Il ballo degli impostori

Anime alla deriva. La Recensione di Moreno Macchi

Moreno Macchi

«Camilla aveva
una vera passione
per i punti esclamativi»

Richard Mason
Anime alla deriva (romanzo)
Einaudi

Sarah, la moglie di James (il narratore), si è suicidata sparandosi un colpo di pistola alla testa.

O forse no. Sarah era una donna molto attenta, dignitosa, serena, un po’ misteriosa. Almeno in apparenza. Ma poi c’e anche Ella, incontrata alle prime ore del mattino in abito da sera seduta su una panchina con un caffè e una sigaretta in mano; e c’è la brillante ed espansiva Camilla, quasi perfetta nel suo abito bianco attillato che magnificamente contrasta con una sapiente abbronzatura, e assolutamente sposabile secondo i genitori di James, un vero ottimo partito che gli avrebbe garantito l’accesso alle sfere della più splendida aristocrazia londinese, la conoscenza di tutti quelli che contano e un’ottima posizione sociale.

Sì, perché l’orologio è tornato indietro di circa cinquant’anni e il narratore prima settantenne, ritrova i ruggenti vent’anni della sua perduta gioventù, le sue emozioni, la sua timidezza, le sue ambizioni, le lotte e le liti in famiglia.

Richard Mason ha scritto questo romanzo a diciotto anni (sic!), mentre finiva gli studi secondari al prestigioso liceo privato di Eton. E qui una cosa ci stupisce a parte l’estrema giovinezza dell’autore, e cioè la sua capacità a immedesimarsi in un personaggio settantenne con tutta la vita dietro di sé, mentre la sua sta appena appena cominciando. Ci fa lo stesso strano effetto di quando leggiamo un romanzo nel quale l’autore (e qui pensiamo immediatamente al Flaubert di Madame Bovary) riesce a calarsi nell’intimità, nei sentimenti, nei pensieri, nelle emozioni, negli stati d’animo di una donna e a rendercene partecipi.
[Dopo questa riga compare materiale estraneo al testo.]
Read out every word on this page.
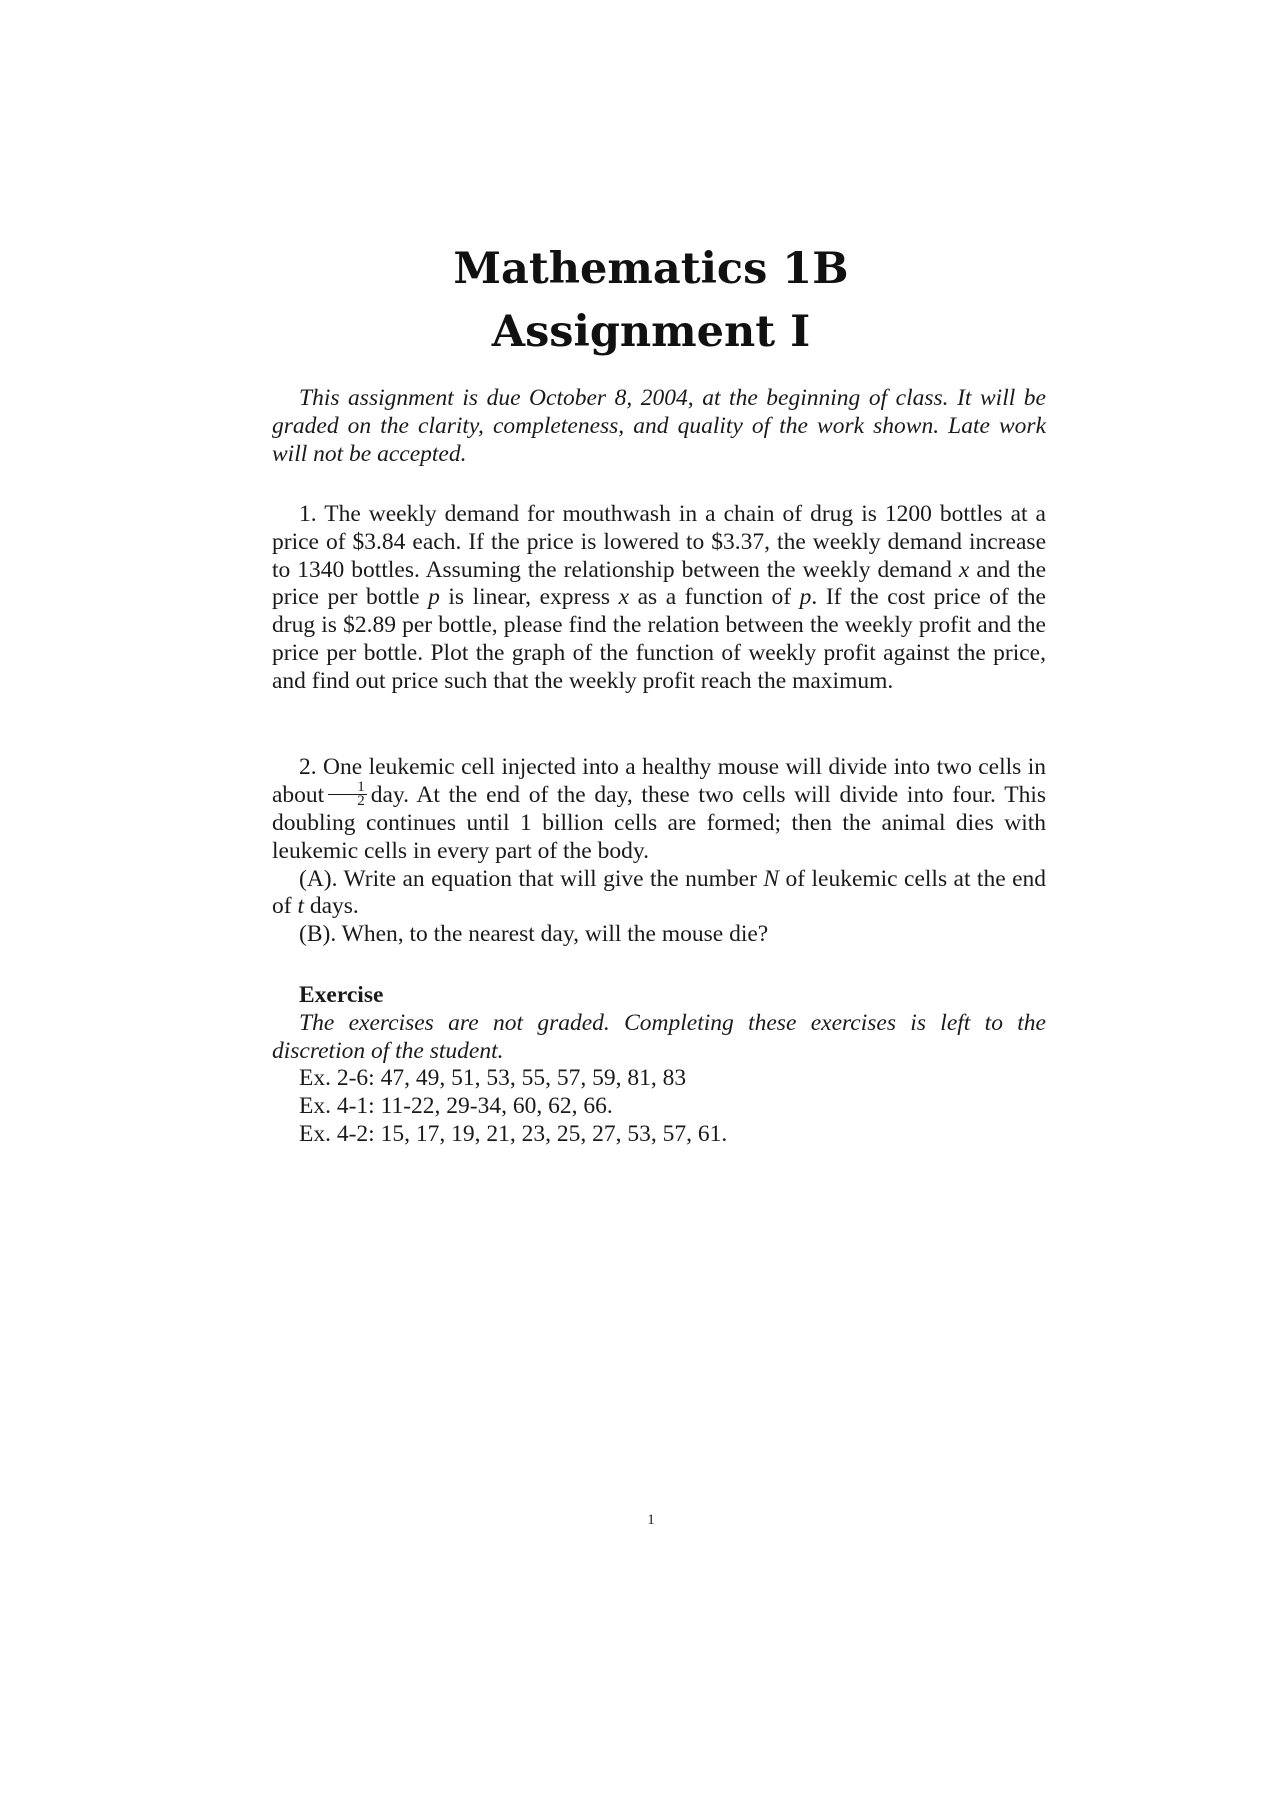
Mathematics 1B
Assignment I

This assignment is due October 8, 2004, at the beginning of class. It will be graded on the clarity, completeness, and quality of the work shown. Late work will not be accepted.

1. The weekly demand for mouthwash in a chain of drug is 1200 bottles at a price of $3.84 each. If the price is lowered to $3.37, the weekly demand increase to 1340 bottles. Assuming the relationship between the weekly demand x and the price per bottle p is linear, express x as a function of p. If the cost price of the drug is $2.89 per bottle, please find the relation between the weekly profit and the price per bottle. Plot the graph of the function of weekly profit against the price, and find out price such that the weekly profit reach the maximum.

2. One leukemic cell injected into a healthy mouse will divide into two cells in about $\frac{1}{2}$ day. At the end of the day, these two cells will divide into four. This doubling continues until 1 billion cells are formed; then the animal dies with leukemic cells in every part of the body.

(A). Write an equation that will give the number N of leukemic cells at the end of t days.

(B). When, to the nearest day, will the mouse die?

Exercise

The exercises are not graded. Completing these exercises is left to the discretion of the student.

Ex. 2-6: 47, 49, 51, 53, 55, 57, 59, 81, 83

Ex. 4-1: 11-22, 29-34, 60, 62, 66.

Ex. 4-2: 15, 17, 19, 21, 23, 25, 27, 53, 57, 61.

1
E come Flaubert (mutatis mutandis) il giovanissimo autore riesce con grande maestria e abilità a penetrare anche la psicologia assai complicata (e a volte contorta) del tris di donne che circondano il narratore e che sembrano ognuna nascondere qualcosa, recitare una parte, ingannare la platea, creare illusioni e strani giochi di specchi …

Ovviamente il libro non è incentrato sulle nostalgie di un anziano gentiluomo anglosassone ripiegato unicamente su sé stesso; il narratore ci fa viaggiare avanti e indietro nel tempo (pur sempre rispettando una relativa linearità narrativa) e ci propone alcune interessanti digressioni sul ruolo e il funzionamento della memoria, sulla complessità di certe decisioni, sulla difficilmente analizzabile psiche di chi lo circonda. Intervengono quindi brevi anticipazioni e certi rapidi flash back che ci permettono di carpire indizi sul futuro e sul passato del protagonista.

Molto interessanti però anche gli altri personaggi: dal pallido, longilineo (e piuttosto insignificante) Charlie dalle mani umidicce, ai severi e intransigenti genitori di James davvero molto british, alla nonna delle cugine Sarah e Ella, avventuriera americana e donna emancipata ante litteram, emigrata in Inghilterra per volere dei genitori risoluti a unire la loro fortuna al titolo di un nobile squattrinato, al quale offrirà in pochi anni quattro solidi eredi per poi buttarsi da una finestra del turrito castello ereditario in Cornovaglia per la frustrazione e la noia di una vita ormai priva di ogni interesse per lei.

Come in altri romanzi, la narrazione che ripercorre la vita del personaggio-narratore serve a una laboriosa (e dolorosa) forma di catarsi, quel rito magico di purificazione delle passioni umane, inteso a mondare il corpo e l’anima da ogni contaminazione, da ogni errore, da ogni pensiero ricorrente e tormentoso. Così il ripercorrere, ricostruire, ricordare, rievocare quel passato nel quale la giovinezza aiuta a commettere irreparabili sbagli vorrebbe/dovrebbe «liberare» James dal tormento che lo rode.

Ma basterà?

Comunque, il lettore scoprirà tutto ciò che viene sottinteso o abilmente celato nel racconto solo nelle ultime pagine, davvero ricche di rivelazioni e di sorprese.